Segundo informação transmitida pelo Sindicato Nacional dos Trabalhadores da Administração Local e Regional (STAL/CGTP-IN), através de comunicado, a greve da função pública registava «forte adesão» ao início da noite de quinta-feira, sobretudo «nos sectores de recolha de lixo e higiene urbana». 

«Nos primeiros serviços de recolha noturna a entrar em funcionamento – Almada, Amadora, Évora, Loures, Odivelas, Palmela, Moita e Seixal – registou-se uma adesão de 100%, não tendo sido efectuada a recolha de lixo e serviços de higiene urbana nocturna nestes concelhos», indicou o STAL, em comunicado.

«Lisboa, Sintra e Funchal, por seu lado, registaram uma adesão muito significativa, tendo a recolha sido fortemente afectada», acrescentou.

Segundo transmitiu então o sindicato, «os dados conhecidos até ao momento na Administração Local e Regional revelam uma forte adesão à paralisação convocada pela Frente Comum, e são um sinal claro de que os trabalhadores das autarquias estão de acordo com as razões desta greve».

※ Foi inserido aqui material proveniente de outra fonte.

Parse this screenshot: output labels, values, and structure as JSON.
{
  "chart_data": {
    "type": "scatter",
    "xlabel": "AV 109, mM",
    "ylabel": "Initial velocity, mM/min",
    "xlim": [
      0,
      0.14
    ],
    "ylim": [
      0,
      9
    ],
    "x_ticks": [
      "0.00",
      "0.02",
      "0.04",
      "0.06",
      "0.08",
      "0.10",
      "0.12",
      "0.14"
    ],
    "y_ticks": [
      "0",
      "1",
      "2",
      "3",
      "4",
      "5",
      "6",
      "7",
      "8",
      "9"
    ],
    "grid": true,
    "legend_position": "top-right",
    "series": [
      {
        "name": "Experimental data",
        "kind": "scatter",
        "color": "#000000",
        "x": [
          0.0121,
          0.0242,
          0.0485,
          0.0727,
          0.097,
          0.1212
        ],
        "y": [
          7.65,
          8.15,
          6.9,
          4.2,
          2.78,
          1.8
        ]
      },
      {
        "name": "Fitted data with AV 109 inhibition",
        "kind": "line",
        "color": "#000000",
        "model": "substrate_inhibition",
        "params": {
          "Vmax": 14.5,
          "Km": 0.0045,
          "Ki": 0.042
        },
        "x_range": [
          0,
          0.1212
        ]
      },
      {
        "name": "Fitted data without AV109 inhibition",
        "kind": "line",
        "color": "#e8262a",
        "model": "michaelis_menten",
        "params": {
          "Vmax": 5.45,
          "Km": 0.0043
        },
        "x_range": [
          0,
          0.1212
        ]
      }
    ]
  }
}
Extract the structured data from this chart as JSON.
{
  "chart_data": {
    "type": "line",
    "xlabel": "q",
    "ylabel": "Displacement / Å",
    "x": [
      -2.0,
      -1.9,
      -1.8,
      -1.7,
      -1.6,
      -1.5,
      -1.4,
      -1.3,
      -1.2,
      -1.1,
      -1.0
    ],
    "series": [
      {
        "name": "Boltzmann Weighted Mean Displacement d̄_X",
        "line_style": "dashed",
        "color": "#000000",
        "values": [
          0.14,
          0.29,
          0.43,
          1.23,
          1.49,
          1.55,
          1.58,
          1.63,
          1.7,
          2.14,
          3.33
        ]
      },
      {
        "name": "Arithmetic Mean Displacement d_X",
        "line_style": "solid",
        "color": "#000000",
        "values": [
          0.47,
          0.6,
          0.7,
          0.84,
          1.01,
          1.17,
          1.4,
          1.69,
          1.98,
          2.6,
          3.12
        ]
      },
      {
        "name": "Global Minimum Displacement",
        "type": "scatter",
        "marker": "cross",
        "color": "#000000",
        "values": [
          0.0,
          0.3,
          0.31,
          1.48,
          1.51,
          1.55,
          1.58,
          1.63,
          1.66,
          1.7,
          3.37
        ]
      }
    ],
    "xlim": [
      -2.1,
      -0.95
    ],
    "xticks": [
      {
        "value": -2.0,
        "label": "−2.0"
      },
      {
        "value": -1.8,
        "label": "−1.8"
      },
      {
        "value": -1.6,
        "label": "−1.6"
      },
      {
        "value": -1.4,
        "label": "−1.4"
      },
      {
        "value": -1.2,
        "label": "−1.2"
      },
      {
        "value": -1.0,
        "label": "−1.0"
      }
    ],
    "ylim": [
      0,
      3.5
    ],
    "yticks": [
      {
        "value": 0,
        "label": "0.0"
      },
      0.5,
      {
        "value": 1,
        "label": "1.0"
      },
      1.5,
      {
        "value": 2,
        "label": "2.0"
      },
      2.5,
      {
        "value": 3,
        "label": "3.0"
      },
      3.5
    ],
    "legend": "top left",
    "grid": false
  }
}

Também a maioria dos hospitais dos grandes centros urbanos estiveram apenas a assegurar os serviços mínimos no turno da noite. Mas Sebastião Santana regista que os efeitos da greve se fazem sentir de igual modo em cidades como a Figueira da Foz, Castelo Branco ou Covilhã, «sobretudo com escolas encerradas e com hospitais e centros de saúde com perturbações». 

Em declarações à RTP, Orlando Gonçalves, do Sindicato dos Trabalhadores em Funções Públicas e Sociais do Norte (CGTP-IN), afirmou que a adesão à paralisação está a «ser fortíssima» e «generalizada» a todos os serviços da Administração Pública, realçando que, no Grande Porto, são «mais as escolas que estão encerradas do que as que estão abertas», situação que se verifica um pouco por todo o País. 

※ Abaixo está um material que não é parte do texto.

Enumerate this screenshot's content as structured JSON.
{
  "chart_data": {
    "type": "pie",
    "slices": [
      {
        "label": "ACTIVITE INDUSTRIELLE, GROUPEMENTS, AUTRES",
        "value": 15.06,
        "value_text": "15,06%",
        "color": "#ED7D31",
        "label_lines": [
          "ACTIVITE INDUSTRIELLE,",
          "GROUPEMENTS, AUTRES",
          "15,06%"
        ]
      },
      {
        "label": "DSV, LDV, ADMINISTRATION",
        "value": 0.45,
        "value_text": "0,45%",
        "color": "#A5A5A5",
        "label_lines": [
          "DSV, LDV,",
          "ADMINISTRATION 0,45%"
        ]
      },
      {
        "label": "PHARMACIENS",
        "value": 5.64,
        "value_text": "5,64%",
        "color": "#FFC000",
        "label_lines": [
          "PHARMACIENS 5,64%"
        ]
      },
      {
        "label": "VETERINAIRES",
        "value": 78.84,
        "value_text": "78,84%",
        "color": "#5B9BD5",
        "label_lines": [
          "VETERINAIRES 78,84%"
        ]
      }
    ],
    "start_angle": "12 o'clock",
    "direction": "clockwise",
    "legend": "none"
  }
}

Segundo a Federação Nacional dos Professores (Fenprof/CGTP-IN), 95% das escolas estão encerradas, realçando que esta paralisação é a que «mais escolas encerrou». De acordo com dados da Fenprof até agora, de 400 escolas, 382 estão encerradasas. 

100 mil com vínculo precário

Sebastião Santana denuncia a existência de um conjunto de problemas com mais de dez anos, aos quais nem o actual nem os anteriores governos deram resposta, mantendo-se a tónica na desvalorização das carreiras e dos salários. Em declarações à Lusa, o dirigente sublinhou que os trabalhadores da Administração Pública «vão para o 13.º ano sem aumentos», realçando que, «o que houve neste período foi duas actualizações de acordo com a inflação desse ano, nunca recuperando o poder de compra perdido». Cenário que a proposta do Governo do PS para 2022, de 0,9% de actualização, também não iria alterar.  

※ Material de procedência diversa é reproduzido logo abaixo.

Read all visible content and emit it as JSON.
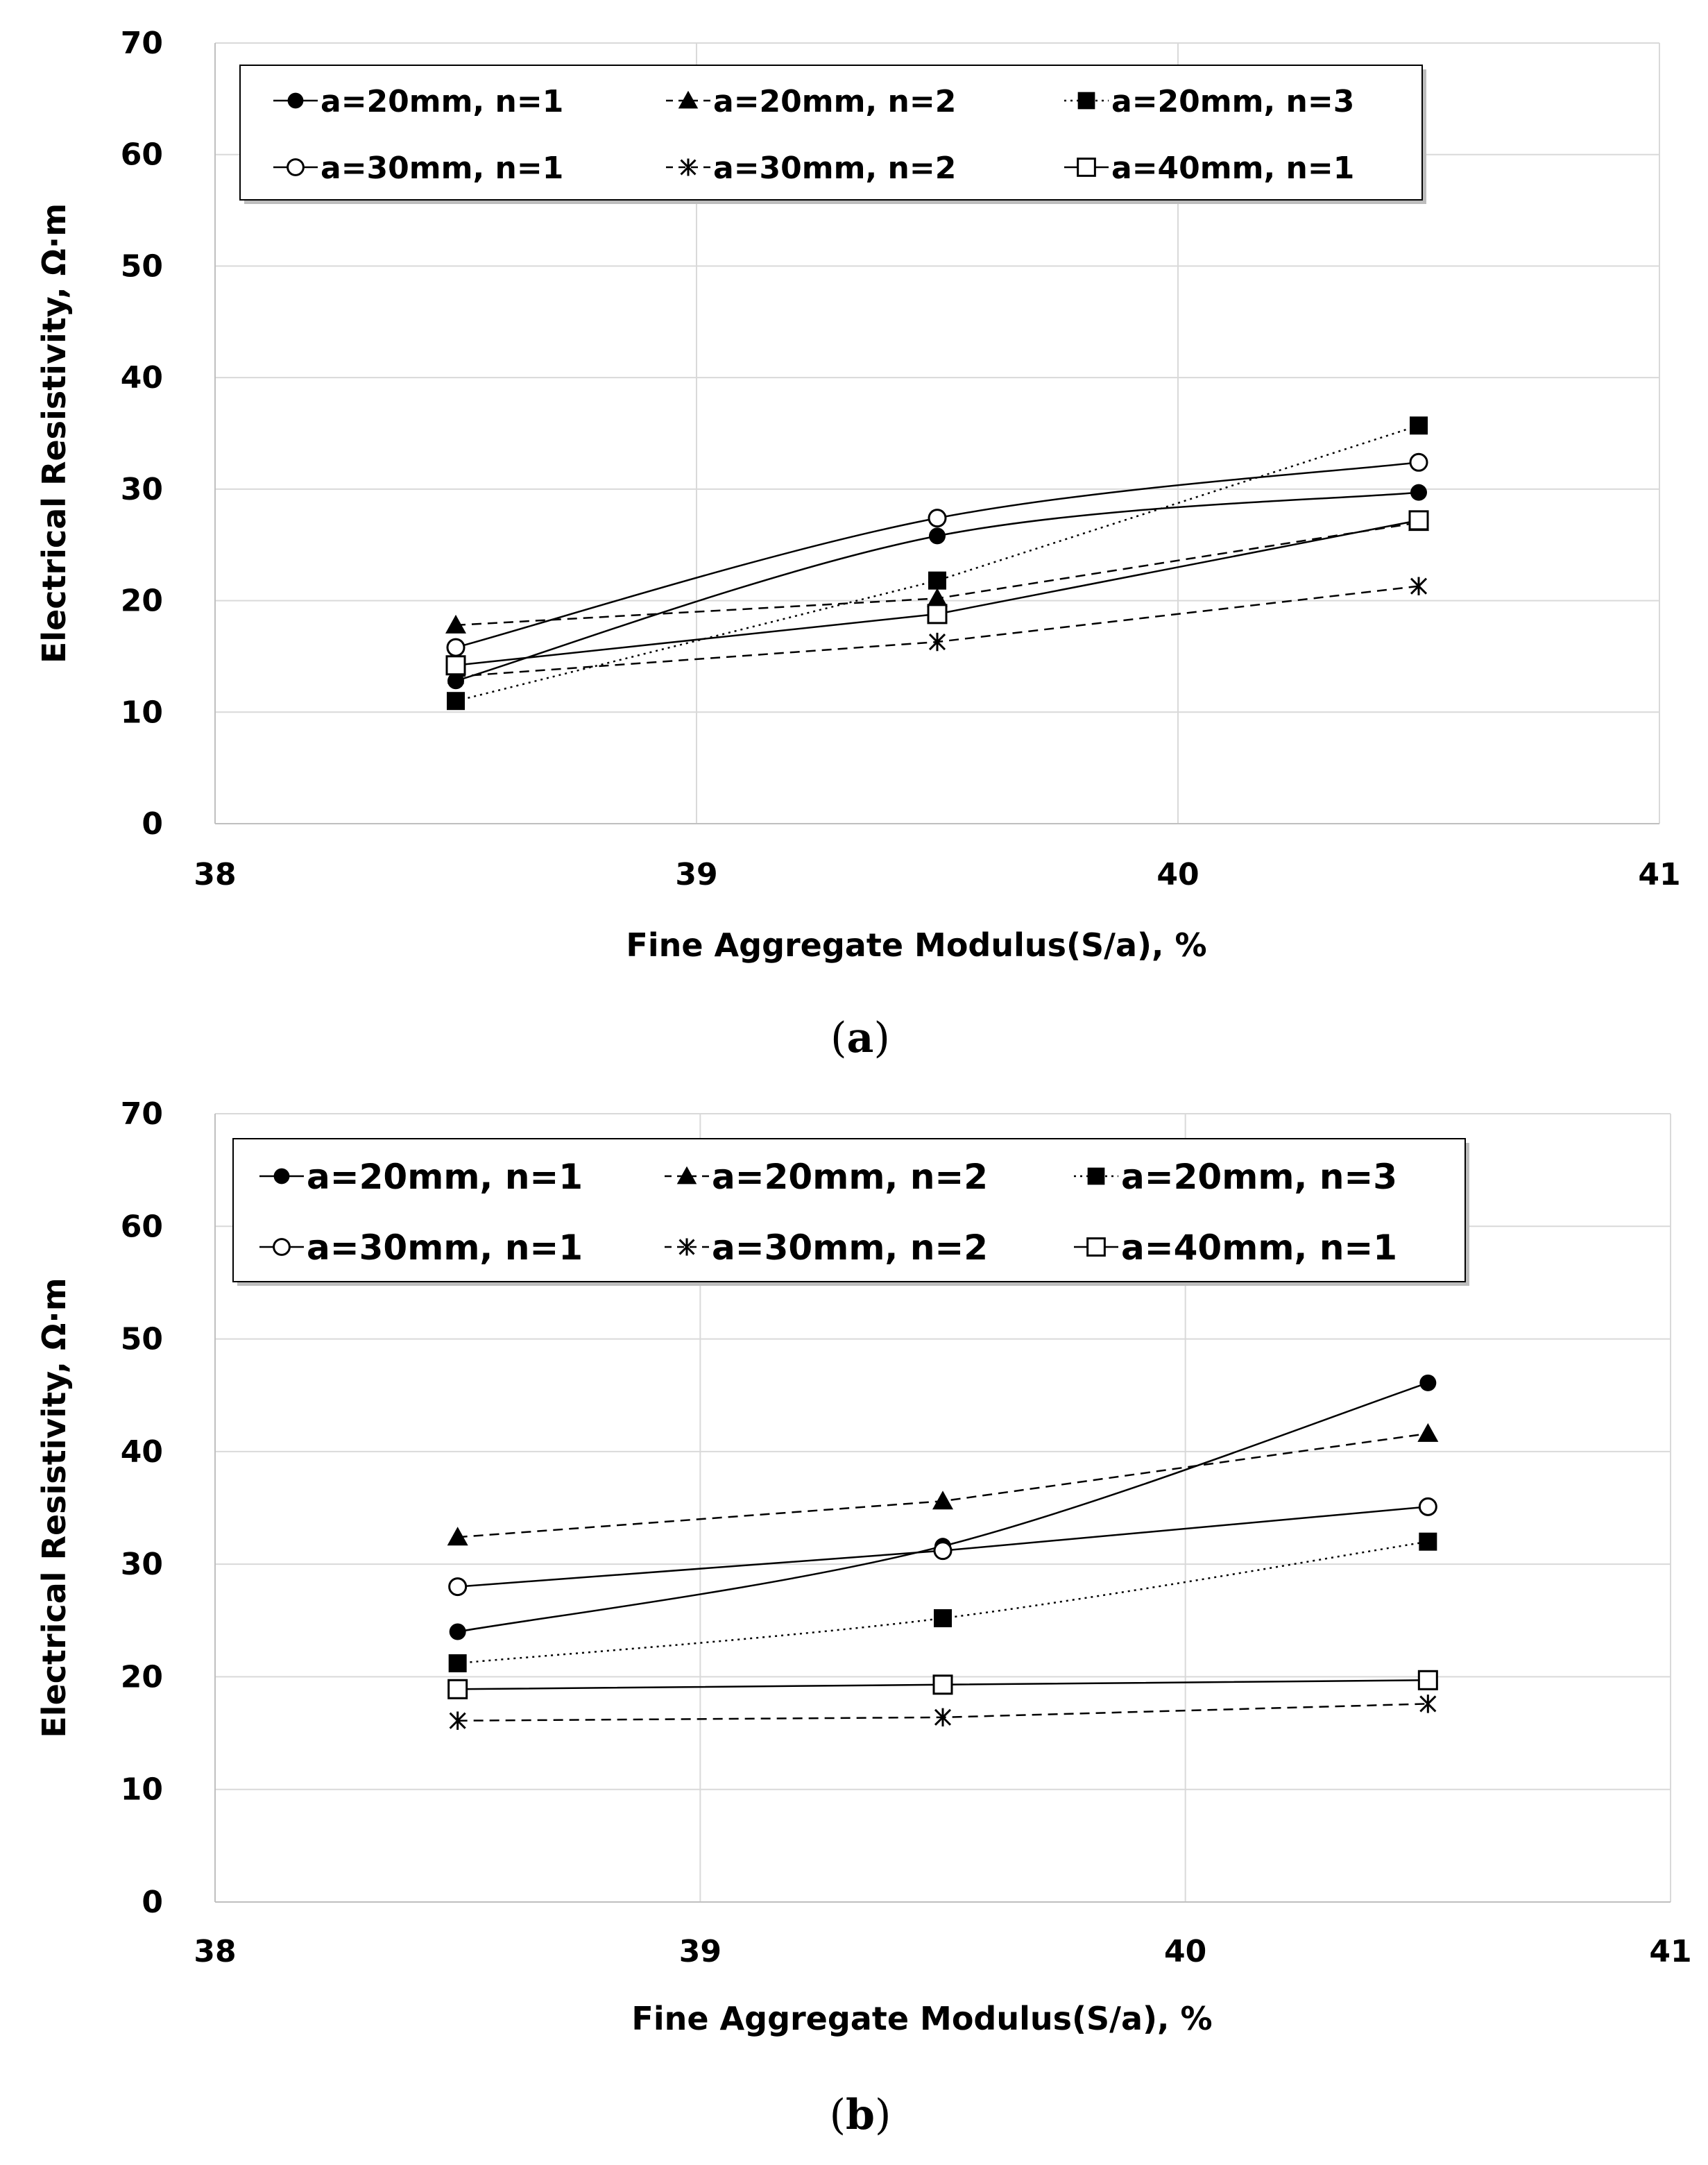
{
  "chart_data": [
    {
      "type": "line",
      "caption_open": "(",
      "caption_letter": "a",
      "caption_close": ")",
      "xlabel": "Fine Aggregate Modulus(S/a), %",
      "ylabel": "Electrical Resistivity, Ω·m",
      "xlim": [
        38,
        41
      ],
      "ylim": [
        0,
        70
      ],
      "x_ticks": [
        "38",
        "39",
        "40",
        "41"
      ],
      "y_ticks": [
        "0",
        "10",
        "20",
        "30",
        "40",
        "50",
        "60",
        "70"
      ],
      "grid": true,
      "legend_position": "top",
      "x": [
        38.5,
        39.5,
        40.5
      ],
      "series": [
        {
          "name": "a=20mm, n=1",
          "values": [
            12.8,
            25.8,
            29.7
          ],
          "marker": "filled-circle",
          "line": "solid",
          "smooth": true
        },
        {
          "name": "a=20mm, n=2",
          "values": [
            17.8,
            20.2,
            27.0
          ],
          "marker": "filled-triangle",
          "line": "dashed",
          "smooth": false
        },
        {
          "name": "a=20mm, n=3",
          "values": [
            11.0,
            21.8,
            35.7
          ],
          "marker": "filled-square",
          "line": "dotted",
          "smooth": false
        },
        {
          "name": "a=30mm, n=1",
          "values": [
            15.8,
            27.4,
            32.4
          ],
          "marker": "open-circle",
          "line": "solid",
          "smooth": true
        },
        {
          "name": "a=30mm, n=2",
          "values": [
            13.2,
            16.3,
            21.3
          ],
          "marker": "asterisk",
          "line": "dashed",
          "smooth": false
        },
        {
          "name": "a=40mm, n=1",
          "values": [
            14.2,
            18.8,
            27.2
          ],
          "marker": "open-square",
          "line": "solid",
          "smooth": false
        }
      ]
    },
    {
      "type": "line",
      "caption_open": "(",
      "caption_letter": "b",
      "caption_close": ")",
      "xlabel": "Fine Aggregate Modulus(S/a), %",
      "ylabel": "Electrical Resistivity, Ω·m",
      "xlim": [
        38,
        41
      ],
      "ylim": [
        0,
        70
      ],
      "x_ticks": [
        "38",
        "39",
        "40",
        "41"
      ],
      "y_ticks": [
        "0",
        "10",
        "20",
        "30",
        "40",
        "50",
        "60",
        "70"
      ],
      "grid": true,
      "legend_position": "top",
      "x": [
        38.5,
        39.5,
        40.5
      ],
      "series": [
        {
          "name": "a=20mm, n=1",
          "values": [
            24.0,
            31.6,
            46.1
          ],
          "marker": "filled-circle",
          "line": "solid",
          "smooth": true
        },
        {
          "name": "a=20mm, n=2",
          "values": [
            32.4,
            35.6,
            41.6
          ],
          "marker": "filled-triangle",
          "line": "dashed",
          "smooth": false
        },
        {
          "name": "a=20mm, n=3",
          "values": [
            21.2,
            25.2,
            32.0
          ],
          "marker": "filled-square",
          "line": "dotted",
          "smooth": true
        },
        {
          "name": "a=30mm, n=1",
          "values": [
            28.0,
            31.2,
            35.1
          ],
          "marker": "open-circle",
          "line": "solid",
          "smooth": false
        },
        {
          "name": "a=30mm, n=2",
          "values": [
            16.1,
            16.4,
            17.6
          ],
          "marker": "asterisk",
          "line": "dashed",
          "smooth": false
        },
        {
          "name": "a=40mm, n=1",
          "values": [
            18.9,
            19.3,
            19.7
          ],
          "marker": "open-square",
          "line": "solid",
          "smooth": false
        }
      ]
    }
  ]
}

Segundo o responsável da Frente Comum, neste momento haverá perto de 100 mil trabalhadores com vínculo precário na Administração Pública, «apesar dos programas de integração que houve, que ficaram aquém das necessidades». E mesmo nesses, acrescenta, «falta cumprir etapas como por exemplo a contabilização do tempo de serviço a estes trabalhadores».

A Frente Comum marcou esta greve para reivindicar aumentos de 90 euros para todos os trabalhadores e um salário mínimo de 850 euros na Administração Pública.